Oakland Truckers’ App Goes Live

By Mark Edward Nero

A new mobile phone app developed for the Port of Oakland to aid harbor truckers is now live.

The DrayQ application is available at Apple and Google app stores at no charge, the port said May 18. The app tells drivers how long they’ll wait to enter marine terminal gates and how long transactions are taking. “There’s no more guesswork for truckers picking up or delivering cargo in Oakland,” port Maritime Director John Driscoll said. “Now they can plan their days with real-time information.”

DrayQ will display how long it takes to enter terminal gates, the port said, as well as calculate how long drivers must wait to complete transactions. The times will appear on mobile phone screens much like freeway drive-time signboards.

The new technology could fundamentally change seaport operations in two ways, one being that for the first time, truckers and dispatchers will have a precise measure of how long a terminal transaction takes. If it’s too long, drivers can plan around slow periods.

Secondly, cargo owners and terminal operators will now have accurate data to determine if containerized shipments are being efficiently processed. If they’re not, the data can help pinpoint where operational changes are needed.

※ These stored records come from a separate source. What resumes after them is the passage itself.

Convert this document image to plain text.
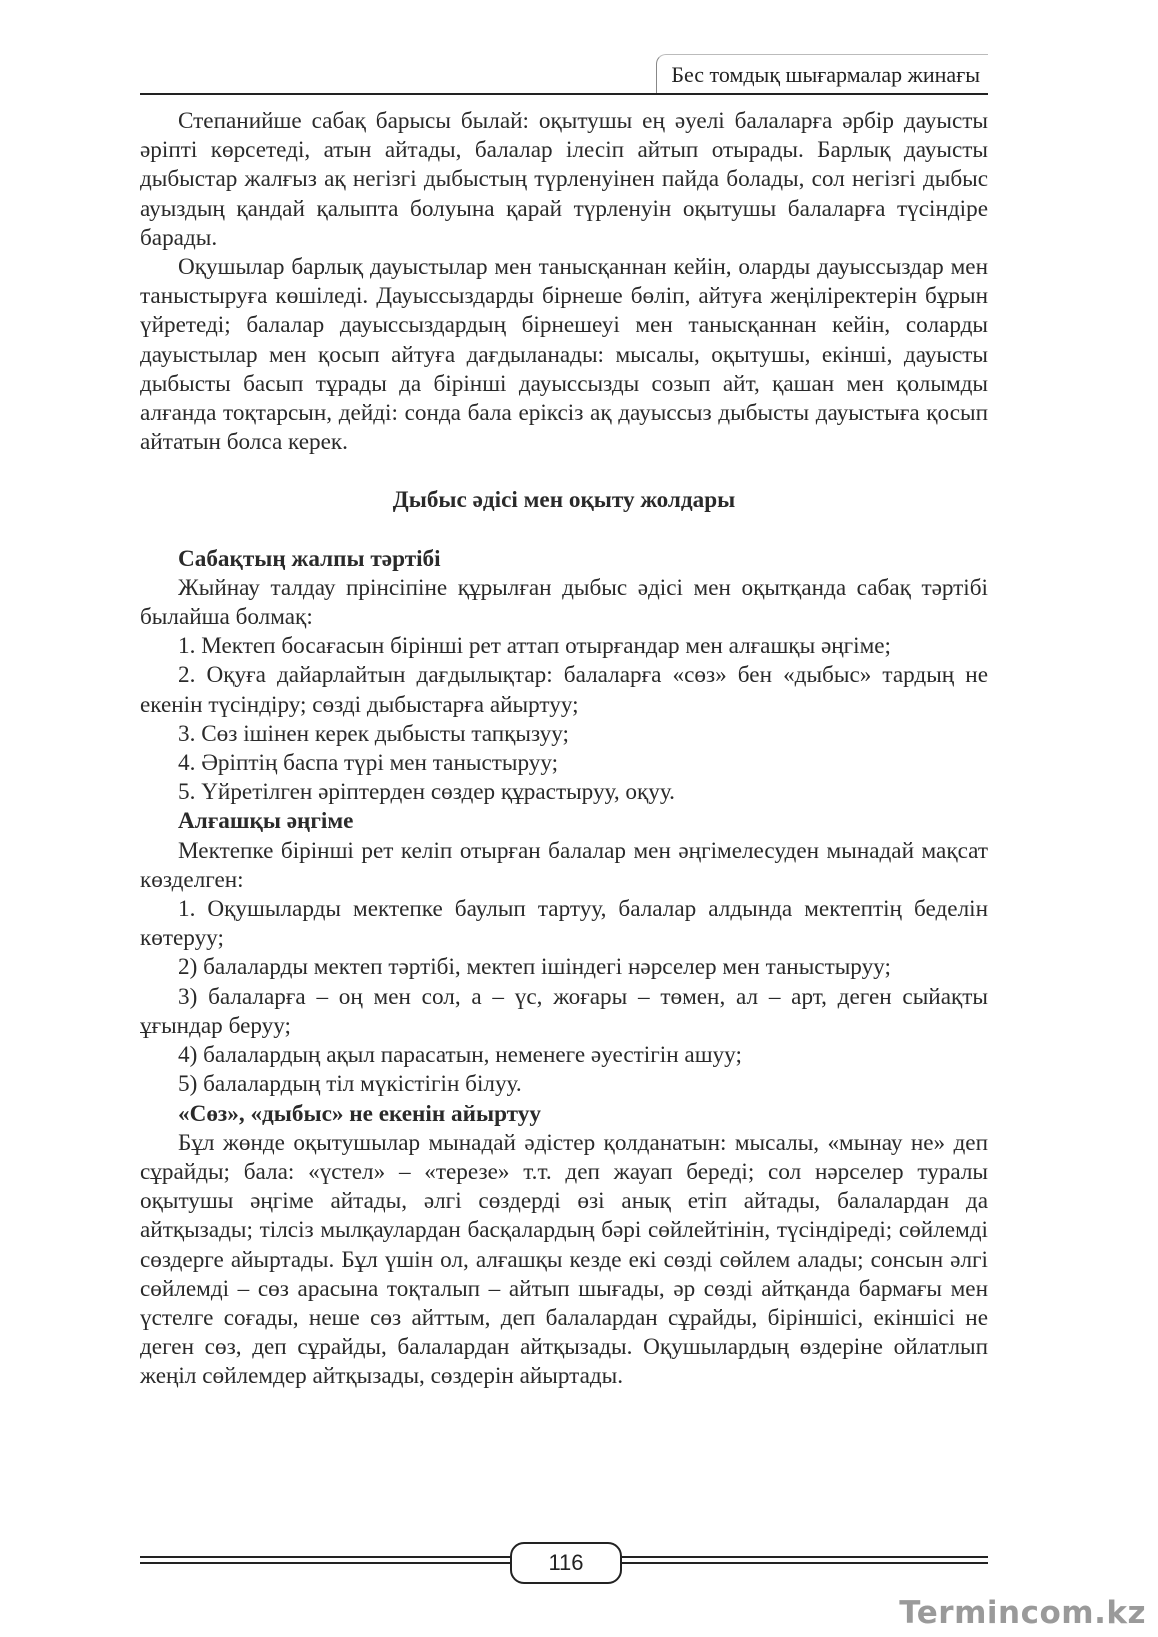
Бес томдық шығармалар жинағы

Степанийше сабақ барысы былай: оқытушы ең әуелі балаларға әрбір дауысты әріпті көрсетеді, атын айтады, балалар ілесіп айтып отырады. Барлық дауысты дыбыстар жалғыз ақ негізгі дыбыстың түрленуінен пайда болады, сол негізгі дыбыс ауыздың қандай қалыпта болуына қарай түрленуін оқытушы балаларға түсіндіре барады.

Оқушылар барлық дауыстылар мен танысқаннан кейін, оларды дауыссыздар мен таныстыруға көшіледі. Дауыссыздарды бірнеше бөліп, айтуға жеңіліректерін бұрын үйретеді; балалар дауыссыздардың бірнешеуі мен танысқаннан кейін, соларды дауыстылар мен қосып айтуға дағдыланады: мысалы, оқытушы, екінші, дауысты дыбысты басып тұрады да бірінші дауыссызды созып айт, қашан мен қолымды алғанда тоқтарсын, дейді: сонда бала еріксіз ақ дауыссыз дыбысты дауыстыға қосып айтатын болса керек.

Дыбыс әдісі мен оқыту жолдары

Сабақтың жалпы тәртібі

Жыйнау талдау прінсіпіне құрылған дыбыс әдісі мен оқытқанда сабақ тәртібі былайша болмақ:

1. Мектеп босағасын бірінші рет аттап отырғандар мен алғашқы әңгіме;

2. Оқуға дайарлайтын дағдылықтар: балаларға «сөз» бен «дыбыс» тардың не екенін түсіндіру; сөзді дыбыстарға айыртуу;

3. Сөз ішінен керек дыбысты тапқызуу;

4. Әріптің баспа түрі мен таныстыруу;

5. Үйретілген әріптерден сөздер құрастыруу, оқуу.

Алғашқы әңгіме

Мектепке бірінші рет келіп отырған балалар мен әңгімелесуден мынадай мақсат көзделген:

1. Оқушыларды мектепке баулып тартуу, балалар алдында мектептің беделін көтеруу;

2) балаларды мектеп тәртібі, мектеп ішіндегі нәрселер мен таныстыруу;

3) балаларға – оң мен сол, а – үс, жоғары – төмен, ал – арт, деген сыйақты ұғындар беруу;

4) балалардың ақыл парасатын, неменеге әуестігін ашуу;

5) балалардың тіл мүкістігін білуу.

«Сөз», «дыбыс» не екенін айыртуу

Бұл жөнде оқытушылар мынадай әдістер қолданатын: мысалы, «мынау не» деп сұрайды; бала: «үстел» – «терезе» т.т. деп жауап береді; сол нәрселер туралы оқытушы әңгіме айтады, әлгі сөздерді өзі анық етіп айтады, балалардан да айтқызады; тілсіз мылқаулардан басқалардың бәрі сөйлейтінін, түсіндіреді; сөйлемді сөздерге айыртады. Бұл үшін ол, алғашқы кезде екі сөзді сөйлем алады; сонсын әлгі сөйлемді – сөз арасына тоқталып – айтып шығады, әр сөзді айтқанда бармағы мен үстелге соғады, неше сөз айттым, деп балалардан сұрайды, біріншісі, екіншісі не деген сөз, деп сұрайды, балалардан айтқызады. Оқушылардың өздеріне ойлатлып жеңіл сөйлемдер айтқызады, сөздерін айыртады.

116
Termincom.kz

DrayQ was developed for the port by Virginia-based contractor Leidos. It relies on Bluetooth, GPS and Wi-Fi technology to measure truckers’ progress through the port. The app anonymously tracks every truck in the port whose driver carries a cell phone. Leidos officials, who were at marine terminals introducing harbor truckers to the app this week, said their goal is to have 3,000 drivers download it by June.